(Editor’s note: Turns out Google may not be serving the ‘long tail’ as efficiently as we thought. Victor Hanna tells us why.)

While Google has been quick to hop on the ‘long tail’ bandwagon, many online product marketers can’t tap into Google’s offering.

It has to do with the way Google manages their Adwords advertising program. It ignores low demand search terms — more of which I will get to further below.

Google’s ‘long tail’ strategy, as generally understood, refers to Google’s serving the thousands, if not millions of small advertisers, who together place more ads than big advertisers combined.

But big advertisers can rely on the small tail too. Let’s use a company such as Netflix to set the backdrop. The long tail concept infers that aggregate demand for Netflix’s extensive ‘back catalog’ of titles – the so called long tail — can amount to the largest source of the company’s overall product sales. If the theory holds, demand for the long tail of its catalogue should account for revenues that exceed those generated by the current offering of their newer blockbuster releases.

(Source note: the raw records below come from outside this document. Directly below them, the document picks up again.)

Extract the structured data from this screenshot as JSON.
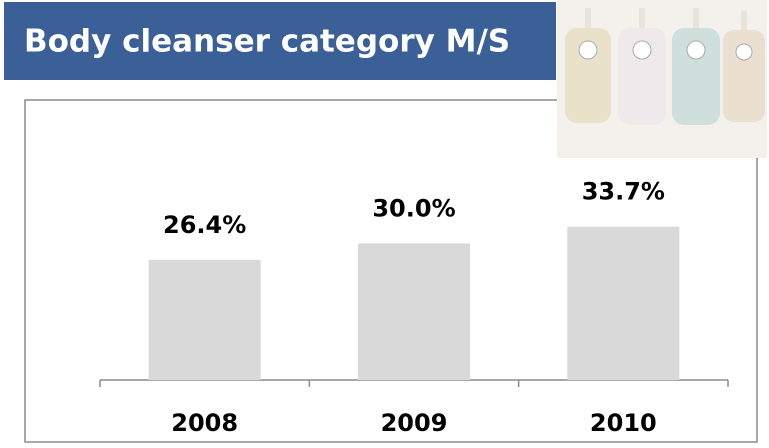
{
  "chart_data": {
    "type": "bar",
    "title": "Body cleanser category M/S",
    "categories": [
      "2008",
      "2009",
      "2010"
    ],
    "values": [
      26.4,
      30.0,
      33.7
    ],
    "value_labels": [
      "26.4%",
      "30.0%",
      "33.7%"
    ],
    "color": "#d9d9d9"
  }
}
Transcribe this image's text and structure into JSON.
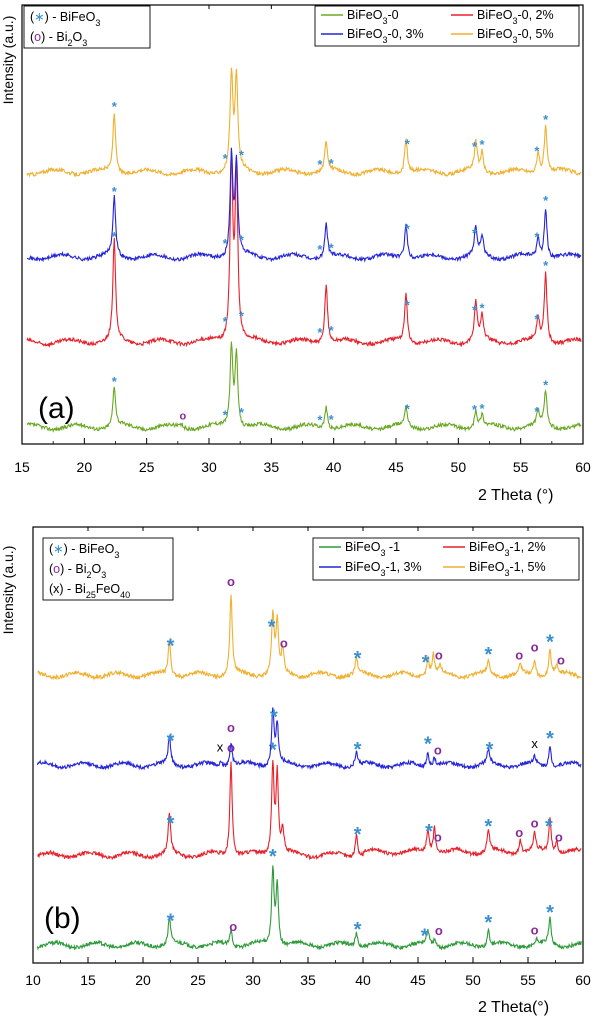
{
  "chart_data": [
    {
      "type": "line",
      "panel_label": "(a)",
      "xlabel": "2 Theta (°)",
      "ylabel": "Intensity (a.u.)",
      "xlim": [
        15,
        60
      ],
      "xticks": [
        15,
        20,
        25,
        30,
        35,
        40,
        45,
        50,
        55,
        60
      ],
      "yticks": false,
      "grid": false,
      "legend_placement": "top-right",
      "phase_key": [
        {
          "symbol": "*",
          "label": "(∗) - BiFeO₃",
          "color": "#3a8fd0"
        },
        {
          "symbol": "o",
          "label": "(o) - Bi₂O₃",
          "color": "#8a2a9a"
        }
      ],
      "series": [
        {
          "name": "BiFeO₃-0",
          "color": "#6aa823",
          "offset": 0,
          "peaks": [
            [
              22.4,
              0.2
            ],
            [
              27.8,
              0.012
            ],
            [
              31.8,
              0.4
            ],
            [
              32.2,
              0.36
            ],
            [
              39.4,
              0.11
            ],
            [
              45.8,
              0.1
            ],
            [
              51.4,
              0.09
            ],
            [
              51.9,
              0.06
            ],
            [
              56.4,
              0.07
            ],
            [
              57.0,
              0.18
            ]
          ],
          "markers": [
            {
              "x": 22.4,
              "sym": "*"
            },
            {
              "x": 27.9,
              "sym": "o"
            },
            {
              "x": 31.3,
              "sym": "*"
            },
            {
              "x": 32.6,
              "sym": "*"
            },
            {
              "x": 38.9,
              "sym": "*"
            },
            {
              "x": 39.8,
              "sym": "*"
            },
            {
              "x": 45.9,
              "sym": "*"
            },
            {
              "x": 51.3,
              "sym": "*"
            },
            {
              "x": 51.9,
              "sym": "*"
            },
            {
              "x": 56.3,
              "sym": "*"
            },
            {
              "x": 57.0,
              "sym": "*"
            }
          ]
        },
        {
          "name": "BiFeO₃-0, 2%",
          "color": "#e8202a",
          "offset": 1,
          "peaks": [
            [
              22.4,
              0.5
            ],
            [
              31.8,
              0.9
            ],
            [
              32.2,
              0.84
            ],
            [
              39.4,
              0.3
            ],
            [
              45.8,
              0.25
            ],
            [
              51.4,
              0.2
            ],
            [
              51.9,
              0.13
            ],
            [
              56.4,
              0.12
            ],
            [
              57.0,
              0.35
            ]
          ],
          "markers": [
            {
              "x": 22.4,
              "sym": "*"
            },
            {
              "x": 31.3,
              "sym": "*"
            },
            {
              "x": 32.6,
              "sym": "*"
            },
            {
              "x": 38.9,
              "sym": "*"
            },
            {
              "x": 39.8,
              "sym": "*"
            },
            {
              "x": 45.9,
              "sym": "*"
            },
            {
              "x": 51.3,
              "sym": "*"
            },
            {
              "x": 51.9,
              "sym": "*"
            },
            {
              "x": 56.3,
              "sym": "*"
            },
            {
              "x": 57.0,
              "sym": "*"
            }
          ]
        },
        {
          "name": "BiFeO₃-0, 3%",
          "color": "#2424d8",
          "offset": 2,
          "peaks": [
            [
              22.4,
              0.3
            ],
            [
              31.8,
              0.5
            ],
            [
              32.2,
              0.46
            ],
            [
              39.4,
              0.17
            ],
            [
              45.8,
              0.18
            ],
            [
              51.4,
              0.14
            ],
            [
              51.9,
              0.1
            ],
            [
              56.4,
              0.1
            ],
            [
              57.0,
              0.25
            ]
          ],
          "markers": [
            {
              "x": 22.4,
              "sym": "*"
            },
            {
              "x": 31.3,
              "sym": "*"
            },
            {
              "x": 32.6,
              "sym": "*"
            },
            {
              "x": 38.9,
              "sym": "*"
            },
            {
              "x": 39.8,
              "sym": "*"
            },
            {
              "x": 45.9,
              "sym": "*"
            },
            {
              "x": 51.3,
              "sym": "*"
            },
            {
              "x": 56.3,
              "sym": "*"
            },
            {
              "x": 57.0,
              "sym": "*"
            }
          ]
        },
        {
          "name": "BiFeO₃-0, 5%",
          "color": "#f0b030",
          "offset": 3,
          "peaks": [
            [
              22.4,
              0.3
            ],
            [
              31.8,
              0.48
            ],
            [
              32.2,
              0.46
            ],
            [
              39.4,
              0.15
            ],
            [
              45.8,
              0.18
            ],
            [
              51.4,
              0.15
            ],
            [
              51.9,
              0.1
            ],
            [
              56.4,
              0.11
            ],
            [
              57.0,
              0.23
            ]
          ],
          "markers": [
            {
              "x": 22.4,
              "sym": "*"
            },
            {
              "x": 31.3,
              "sym": "*"
            },
            {
              "x": 32.6,
              "sym": "*"
            },
            {
              "x": 38.9,
              "sym": "*"
            },
            {
              "x": 39.8,
              "sym": "*"
            },
            {
              "x": 45.9,
              "sym": "*"
            },
            {
              "x": 51.3,
              "sym": "*"
            },
            {
              "x": 51.9,
              "sym": "*"
            },
            {
              "x": 56.3,
              "sym": "*"
            },
            {
              "x": 57.0,
              "sym": "*"
            }
          ]
        }
      ]
    },
    {
      "type": "line",
      "panel_label": "(b)",
      "xlabel": "2 Theta(°)",
      "ylabel": "Intensity (a.u.)",
      "xlim": [
        10,
        60
      ],
      "xticks": [
        10,
        15,
        20,
        25,
        30,
        35,
        40,
        45,
        50,
        55,
        60
      ],
      "yticks": false,
      "grid": false,
      "legend_placement": "top-right",
      "phase_key": [
        {
          "symbol": "*",
          "label": "(∗) - BiFeO₃",
          "color": "#3a8fd0"
        },
        {
          "symbol": "o",
          "label": "(o) - Bi₂O₃",
          "color": "#8a2a9a"
        },
        {
          "symbol": "x",
          "label": "(x) - Bi₂₅FeO₄₀",
          "color": "#000000"
        }
      ],
      "series": [
        {
          "name": "BiFeO₃ -1",
          "color": "#2e9a3a",
          "offset": 0,
          "peaks": [
            [
              22.4,
              0.14
            ],
            [
              28.0,
              0.08
            ],
            [
              31.8,
              0.38
            ],
            [
              32.2,
              0.3
            ],
            [
              39.4,
              0.07
            ],
            [
              45.9,
              0.07
            ],
            [
              46.5,
              0.03
            ],
            [
              51.4,
              0.08
            ],
            [
              55.8,
              0.02
            ],
            [
              57.0,
              0.13
            ]
          ],
          "markers": [
            {
              "x": 22.5,
              "sym": "*"
            },
            {
              "x": 28.2,
              "sym": "o"
            },
            {
              "x": 31.8,
              "sym": "*"
            },
            {
              "x": 39.5,
              "sym": "*"
            },
            {
              "x": 45.6,
              "sym": "*"
            },
            {
              "x": 46.9,
              "sym": "o"
            },
            {
              "x": 51.4,
              "sym": "*"
            },
            {
              "x": 55.6,
              "sym": "o"
            },
            {
              "x": 57.0,
              "sym": "*"
            }
          ]
        },
        {
          "name": "BiFeO₃-1, 2%",
          "color": "#e8202a",
          "offset": 1,
          "peaks": [
            [
              22.4,
              0.2
            ],
            [
              28.0,
              0.47
            ],
            [
              31.8,
              0.45
            ],
            [
              32.2,
              0.4
            ],
            [
              32.7,
              0.12
            ],
            [
              39.4,
              0.11
            ],
            [
              45.9,
              0.12
            ],
            [
              46.5,
              0.13
            ],
            [
              51.4,
              0.11
            ],
            [
              54.3,
              0.07
            ],
            [
              55.6,
              0.09
            ],
            [
              57.0,
              0.17
            ],
            [
              57.6,
              0.06
            ]
          ],
          "markers": [
            {
              "x": 22.5,
              "sym": "*"
            },
            {
              "x": 28.0,
              "sym": "o"
            },
            {
              "x": 31.8,
              "sym": "*"
            },
            {
              "x": 39.5,
              "sym": "*"
            },
            {
              "x": 46.0,
              "sym": "*"
            },
            {
              "x": 46.8,
              "sym": "o"
            },
            {
              "x": 51.4,
              "sym": "*"
            },
            {
              "x": 54.2,
              "sym": "o"
            },
            {
              "x": 55.6,
              "sym": "o"
            },
            {
              "x": 56.9,
              "sym": "*"
            },
            {
              "x": 57.8,
              "sym": "o"
            }
          ]
        },
        {
          "name": "BiFeO₃-1, 3%",
          "color": "#2424d8",
          "offset": 2,
          "peaks": [
            [
              22.4,
              0.14
            ],
            [
              27.1,
              0.03
            ],
            [
              28.0,
              0.12
            ],
            [
              31.8,
              0.28
            ],
            [
              32.2,
              0.2
            ],
            [
              39.4,
              0.07
            ],
            [
              45.9,
              0.07
            ],
            [
              46.5,
              0.04
            ],
            [
              51.4,
              0.07
            ],
            [
              55.6,
              0.04
            ],
            [
              57.0,
              0.1
            ]
          ],
          "markers": [
            {
              "x": 22.5,
              "sym": "*"
            },
            {
              "x": 27.0,
              "sym": "x"
            },
            {
              "x": 28.0,
              "sym": "o"
            },
            {
              "x": 31.9,
              "sym": "*"
            },
            {
              "x": 39.5,
              "sym": "*"
            },
            {
              "x": 45.9,
              "sym": "*"
            },
            {
              "x": 46.8,
              "sym": "o"
            },
            {
              "x": 51.5,
              "sym": "*"
            },
            {
              "x": 55.6,
              "sym": "x"
            },
            {
              "x": 57.0,
              "sym": "*"
            }
          ]
        },
        {
          "name": "BiFeO₃-1, 5%",
          "color": "#f0b030",
          "offset": 3,
          "peaks": [
            [
              22.4,
              0.18
            ],
            [
              28.0,
              0.4
            ],
            [
              31.8,
              0.3
            ],
            [
              32.2,
              0.26
            ],
            [
              32.7,
              0.12
            ],
            [
              39.4,
              0.08
            ],
            [
              45.9,
              0.09
            ],
            [
              46.4,
              0.1
            ],
            [
              47.0,
              0.04
            ],
            [
              51.4,
              0.07
            ],
            [
              54.3,
              0.05
            ],
            [
              55.6,
              0.07
            ],
            [
              57.0,
              0.13
            ],
            [
              57.6,
              0.05
            ]
          ],
          "markers": [
            {
              "x": 22.5,
              "sym": "*"
            },
            {
              "x": 28.0,
              "sym": "o"
            },
            {
              "x": 31.7,
              "sym": "*"
            },
            {
              "x": 32.8,
              "sym": "o"
            },
            {
              "x": 39.5,
              "sym": "*"
            },
            {
              "x": 45.7,
              "sym": "*"
            },
            {
              "x": 46.9,
              "sym": "o"
            },
            {
              "x": 51.4,
              "sym": "*"
            },
            {
              "x": 54.2,
              "sym": "o"
            },
            {
              "x": 55.6,
              "sym": "o"
            },
            {
              "x": 57.0,
              "sym": "*"
            },
            {
              "x": 58.0,
              "sym": "o"
            }
          ]
        }
      ]
    }
  ]
}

When the surface area on the tail of an animal is 10 times that of the body of the beast itself, the tail just can’t be ignored. It would stand to reason then, that Amazon.com would have more revenue coming from the long tail of its product catalog than from the books on the NYT best sellers list.

Now let’s relate this to Google and other search engine pay-per-click advertising programs, which play a key role in the promise of the long tail since may product searches start at a search engine before landing at the actual merchant product page. Today, virtually any person or company with a few shekels can open a Google Adwords account and have 1 or 500,000 product titles pushed up as ads on Google in relatively short order. Anytime a Google user searches on any one of those 500,000 search terms, your handsome text ad should appear nearby the organic search results. Hopefully, users with an interest in any of your product(s), say product number 452,237, will click the ad, be transported to your ecommerce website, and ring your company cash register.

Suppose, however, long tail product #452,237 only has an aggregate demand of 4 units per year in the U.S. There would be little chance of success for a merchant to start a business in hopes of selling just 4 units a year of anything, unless of course we are talking battleships or commercial real estate. Yet if you add up the demand for all of the tens of thousands of long tail items in the catalog that have a 4 unit annual demand cycle, and you may just have a business on your hands. Herein lies the rub.
Unfortunately, it seems that Google Adwords actually stops serving ads that have little user search demand, so product #452,237, of which the total aggregate search demand in a given 12 month period may well only be 4 searches, will be summarily shut off as soon as the algorithm determines that managing such a low demand search term is not a good use of Google’s resources. In other words, as soon as it becomes a waste of good food, it’s a goner.

The problem can be even more drastic for merchants who sell ‘only’ niche, long tail-like products. Allow for a moment an example of a small and highly specialized manufacturer who sells a specific component to a particularly dated but still-in-use Air Force Helicopter. The demand may only be 5 units per year, but at $50,000 a pop at 50% profit margin, that small manufacturer gets to keep his doors open so long as the military customer who needs that part can find it. Unfortunately, with only 5 searches a year on that item, it’s probably a goner.

So, what to make of the promise of the long tail when it comes to merchants with enormous product catalogs. Many of those merchants need to offset low-margin high-demand items that carry a costly CPC, with the long tail of their catalog- which may deliver consistently higher margins, but carry a lower CPC.

Similarly, what to make of the specialty merchant, such as the small company which manufacturers rare helicopter replacement parts that sell at a very high ticket price, but which generate too little search demand to warrant the search engines to serve up a text ad? How does that company get to play?

It’s not a question for me to answer, but it is a question that will need to be resolved if we expect to get the full benefit that the long tail promises.